Officials acknowledge their decision won't satisfy many angry customers and many of them will pay significantly more for new coverage next year. But those side effects are apparently easier to tolerate, rather than allowing widespread renewals that could derail or cripple the exchange's construction.

"We know this transition is difficult and some people will be hurt," Covered California board member Susan Kennedy told reporters. "But delaying the transition won't solve a single problem. I think it will make a bad situation worse if we complicate it further."

Kennedy's right, even if her bed-side manner could use a lot of work. People are going to be hurt by this train-wreck of a law. This is a bad situation - no, an awful situation - and it's going to get worse whether it is complicated further or not.

All this does is give the Obama administration another headache as one of their staunchest allies and supporters of the initiative - California - says thanks, but no thanks, to his "fail-Mary" pass.

The president's grand, overreaching vision to overhaul and restructure the nation's health care system was never going to be an easy task, as one-sixth of the entire U.S. economy was going to be ultimately affected by this so-called "reform."

The president knew passing a new and bureaucratically-dense law, filled with thousands of pages of regulations, taxes, fees and penalties was going to be politically unpopular and a public-relations nightmare. So, when it came time to present the details of his plan to the American people, he used some "imprecise wording" in his speeches and campaign rallies.

That "imprecise wording" came back to bite the president when millions of Americans received notices their health insurance policies were going to be cancelled beginning Jan. 1, 2014. Period.

Those citizens who remember hearing the president assure them they could keep their health insurance plans if they liked them - on more than several occasions - grew so angry with the White House and the administration that the president quickly back-tracked. He called upon insurers to allow those cancelled policies to remain in place for one more year. It was the president's attempt to fix the barn door after the horse had escaped.

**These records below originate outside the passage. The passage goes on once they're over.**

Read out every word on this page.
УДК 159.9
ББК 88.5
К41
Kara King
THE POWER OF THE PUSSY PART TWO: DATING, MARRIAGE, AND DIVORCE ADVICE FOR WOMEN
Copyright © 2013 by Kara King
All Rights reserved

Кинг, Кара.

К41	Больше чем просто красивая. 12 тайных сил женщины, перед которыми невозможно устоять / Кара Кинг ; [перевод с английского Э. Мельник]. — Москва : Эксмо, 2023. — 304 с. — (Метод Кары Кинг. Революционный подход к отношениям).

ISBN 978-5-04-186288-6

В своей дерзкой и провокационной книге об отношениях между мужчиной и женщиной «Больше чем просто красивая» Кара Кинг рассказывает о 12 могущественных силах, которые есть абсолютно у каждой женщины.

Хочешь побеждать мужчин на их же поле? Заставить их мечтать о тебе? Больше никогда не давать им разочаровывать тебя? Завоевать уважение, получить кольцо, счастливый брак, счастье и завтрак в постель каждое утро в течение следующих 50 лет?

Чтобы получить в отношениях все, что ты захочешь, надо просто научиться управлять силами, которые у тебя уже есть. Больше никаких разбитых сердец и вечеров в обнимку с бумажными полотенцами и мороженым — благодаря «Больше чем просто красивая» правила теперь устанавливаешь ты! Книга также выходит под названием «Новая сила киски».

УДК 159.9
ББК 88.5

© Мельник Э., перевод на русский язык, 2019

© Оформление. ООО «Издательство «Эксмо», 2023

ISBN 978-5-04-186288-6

Unfortunately for this president, that's not what the law - passed by a deeply divided Congress in 2010 - calls for. You can't change the rules in the middle of the game.

Now it's up to state exchanges, like Covered California, to pick up the pieces and dodge the tomatoes being hurled at them from incensed customers.

California officials estimate that nearly 600,000 customers who received cancellation notices are likely to see higher rates next year, according to published reports.

In one instance, Javier Lopez, a self-employed engineer in Huntington Beach, will see his premiums rise more than 20% next year to cover him and his family of four. He was already spending $750 a month for his soon-to-be-terminated plan.

"I'm extremely disappointed," Lopez said. "I think the intent of the law was to allow people with insurance to keep it."

No one can really divine the intent of the Affordable Care Act these days. Nancy Pelosi famously assured us we'd know what was in the bill once it was passed. Bet she wishes she'd taken a sneak peek before it went to the House floor.

California is not the only "blue state" to reject the president's proposal. Washington and Minnesota have also signaled publicly they will not be extending those cancelled policies for consumers.

"I think it was a very hard decision for California," Timothy Jost, a health-policy expert and law professor at Washington and Lee University, said. "You'd like to make everyone a winner. It's unfortunately a situation where that can't happen."

There may not be many winners in this mess, but we can handicap the early losers. The Democratic party stands to be obliterated in the 2014 mid-term elections and whomever accepts the nomination for the party for the 2016 presidential race - Hillary? Joe Biden? - will have to wear the scourge of Obamacare like a millstone.

For the rest of us Californians, the prescription is pain. And there's nothing in Obamacare that's going to make it all go away.